Colin Evran, ecosystem lead at Protocol Labs, said in a statement that the lab will accelerate the transition from Web2 to Web3, enabling more traditional Web2 companies to store, verify and preserve valuable datasets in powerful new ways using decentralized technologies like Filecoin and IPFS. As a founding partner, Protocol Labs is thrilled to be cementing its long-term commitment to the Starling Lab through funding and world-class mentorship, Angie Maguire, head of growth and marketing at Protocol Labs, said in an interview with VentureBeat.
“Jonathan is very much the visionary here,” Maguire said. “We at Protocol Labs are just so proud to be part of this moment, as a founding partner. We see ourselves as just part of a much bigger picture here. It really aligns with our values as a company.”
Belcher said the lab and FFDW share the mission of preserving humanity’s most important information. She said she is thrilled to be able to support the Starling Lab’s critical work of documenting human rights abuses and ensuring that the data persists using decentralized web technologies.
Stephen Smith, executive director of USC Shoah Foundation, UNESCO chair on Genocide Education, and faculty director of the Starling Lab at USC, said in a statement that the Shoah Foundation has for 25 years embraced advanced technologies that can transform preservation and education as we advance our mission of developing empathy, respect, and understanding through testimony. He said the commitment will allow the foundation and the lab to deepen an important new area of research and fulfill the promise to survivors of genocide by ensuring that their digital history can withstand the test of time.

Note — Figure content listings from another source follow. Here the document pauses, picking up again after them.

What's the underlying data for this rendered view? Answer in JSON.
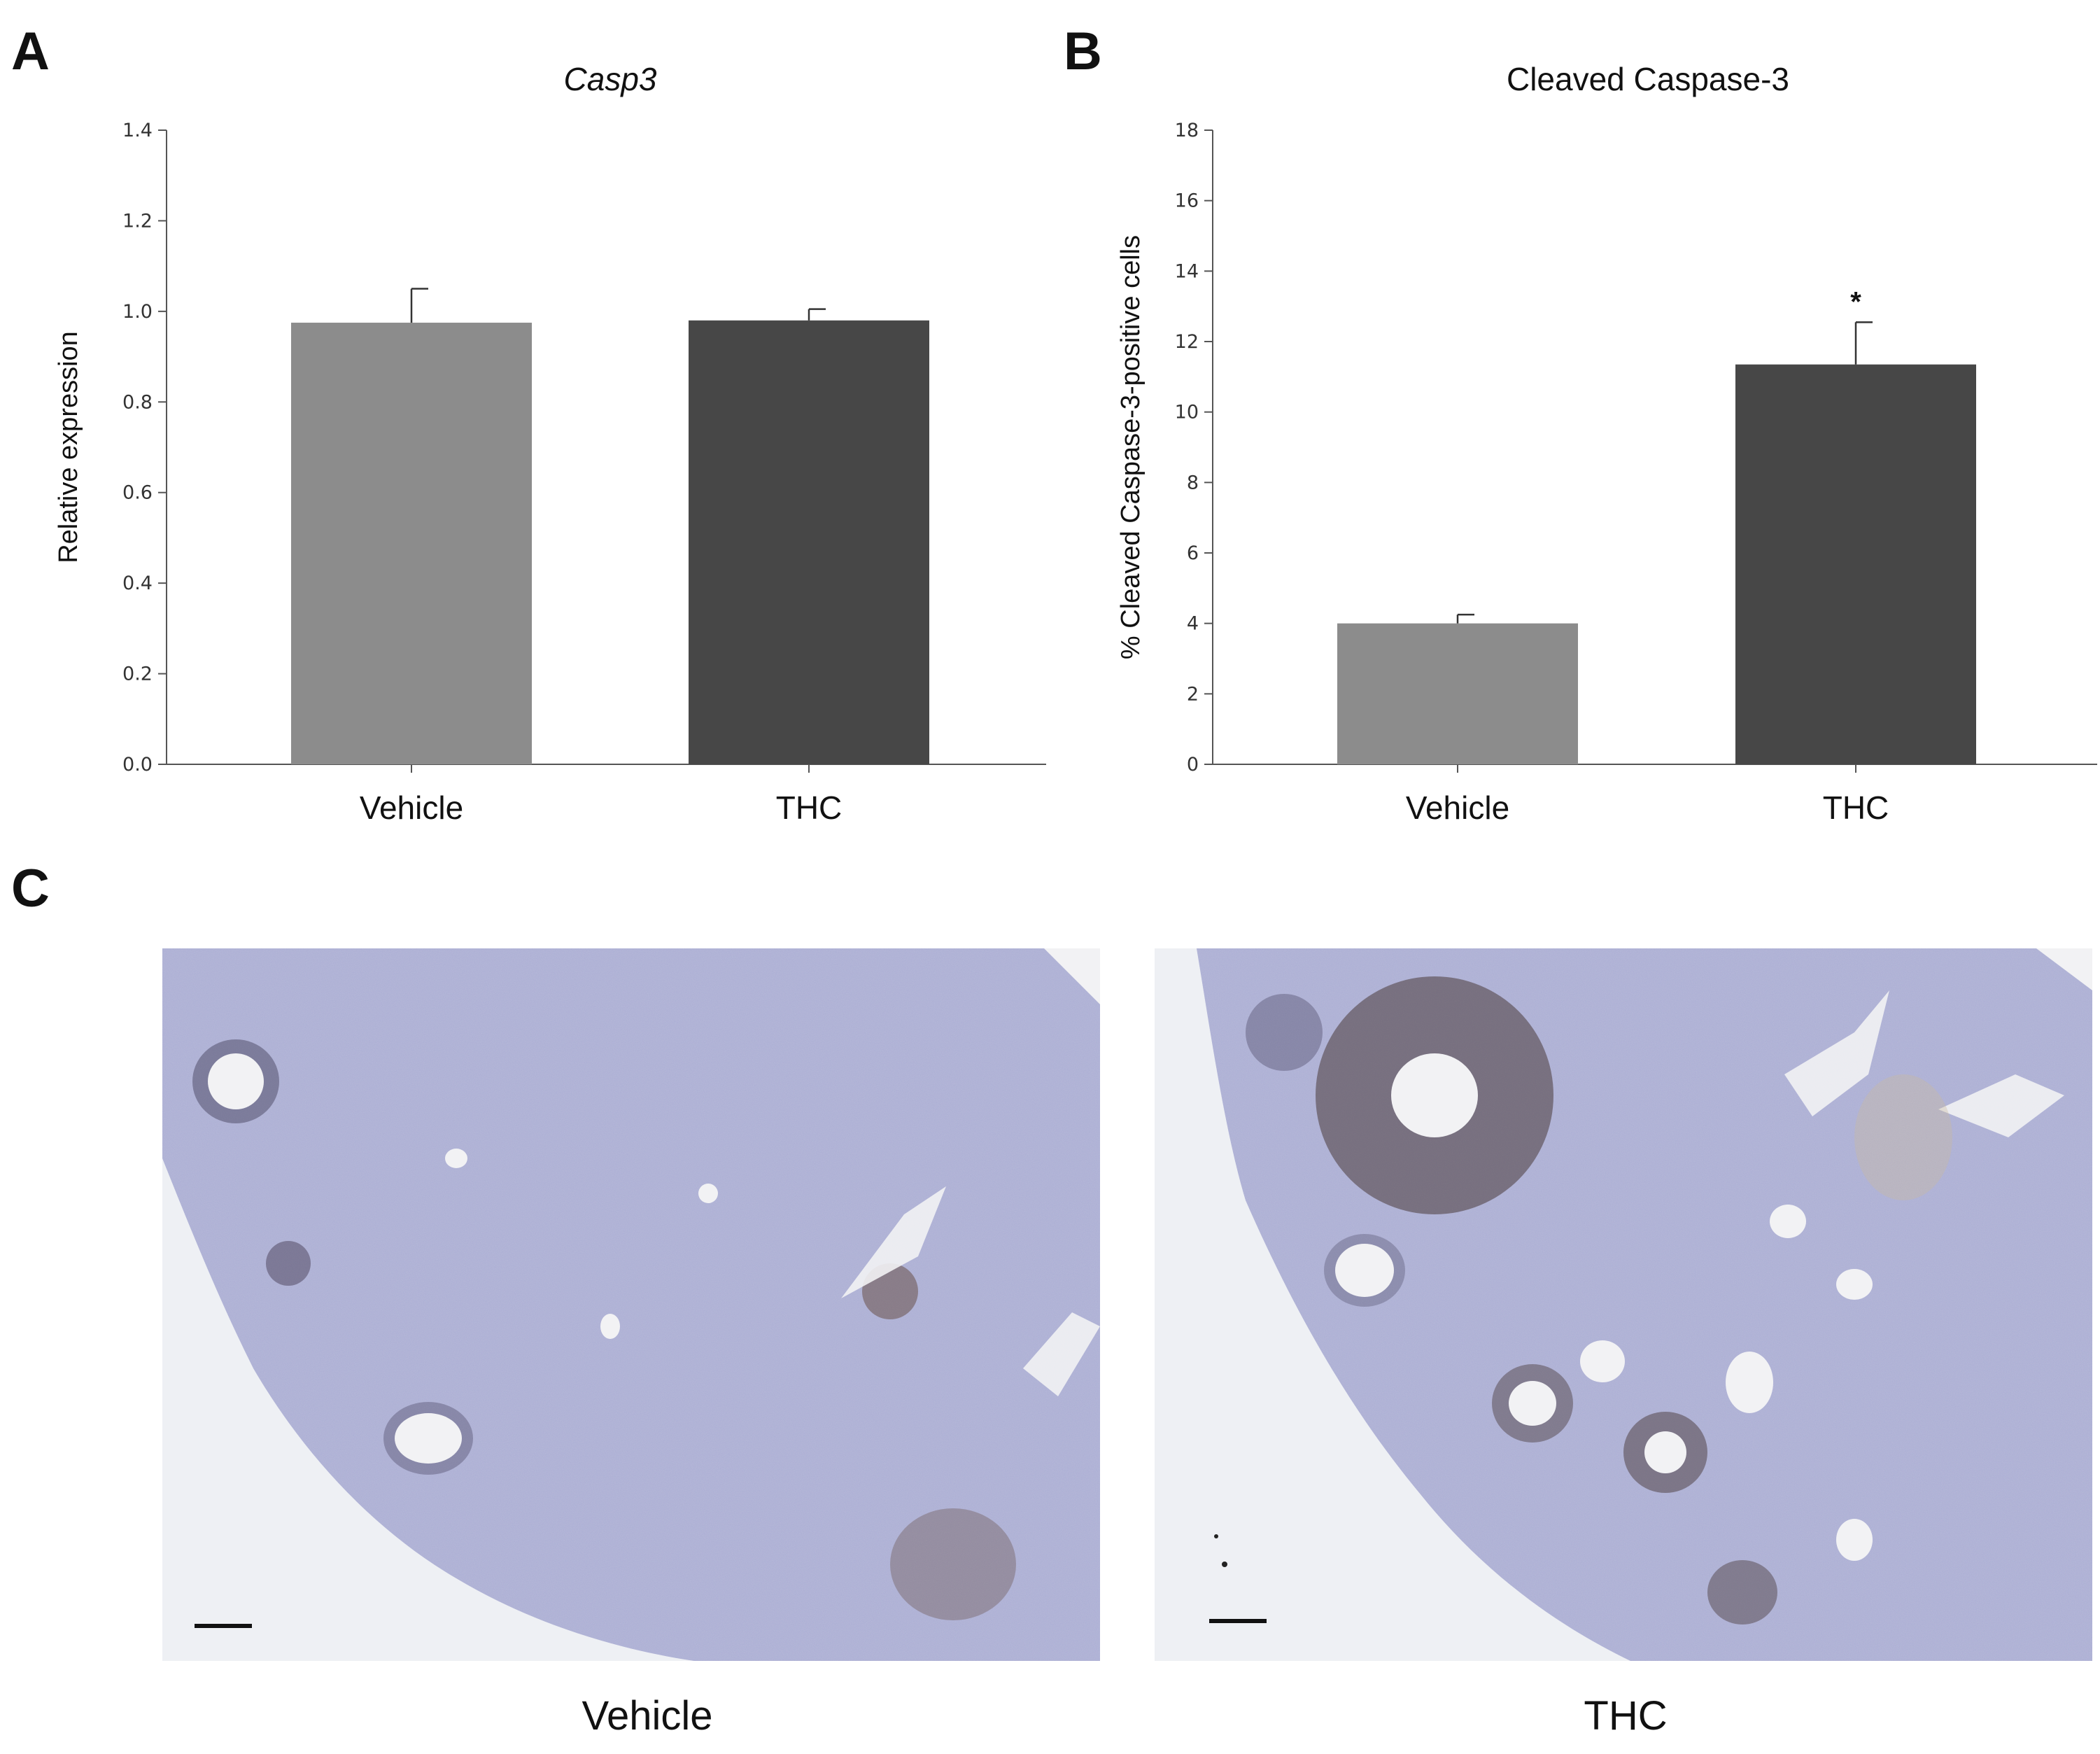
{
  "panels": {
    "a_letter": "A",
    "b_letter": "B",
    "c_letter": "C"
  },
  "chart_data": [
    {
      "type": "bar",
      "title": "Casp3",
      "xlabel": "",
      "ylabel": "Relative expression",
      "categories": [
        "Vehicle",
        "THC"
      ],
      "values": [
        0.975,
        0.98
      ],
      "error": [
        0.075,
        0.025
      ],
      "significance": [
        "",
        ""
      ],
      "ylim": [
        0,
        1.4
      ],
      "yticks": [
        "0.0",
        "0.2",
        "0.4",
        "0.6",
        "0.8",
        "1.0",
        "1.2",
        "1.4"
      ],
      "colors": [
        "#8c8c8c",
        "#474747"
      ],
      "grid": false
    },
    {
      "type": "bar",
      "title": "Cleaved Caspase-3",
      "xlabel": "",
      "ylabel": "% Cleaved Caspase-3-positive cells",
      "categories": [
        "Vehicle",
        "THC"
      ],
      "values": [
        4.0,
        11.35
      ],
      "error": [
        0.25,
        1.2
      ],
      "significance": [
        "",
        "*"
      ],
      "ylim": [
        0,
        18
      ],
      "yticks": [
        "0",
        "2",
        "4",
        "6",
        "8",
        "10",
        "12",
        "14",
        "16",
        "18"
      ],
      "colors": [
        "#8c8c8c",
        "#474747"
      ],
      "grid": false
    }
  ],
  "micrographs": [
    {
      "label": "Vehicle",
      "background": "#b3b5d6"
    },
    {
      "label": "THC",
      "background": "#b3b5d6"
    }
  ]
}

The team is looking at the curriculum being considered and the classes that are being designed and textbooks being written. They are also looking at hiring five people now and more people later on, Dotan said. He said the lab is inviting human rights organizations to pitch potential projects and learn about the technology. After all, Dotan said the knowledge about decentralization and human rights shouldn’t be centralized in just one lab. There are perhaps 30 engineers around the world working on the open source tech the lab needs.
“We don’t want to centralize knowledge,” Dotan said. “We very much want to train others.”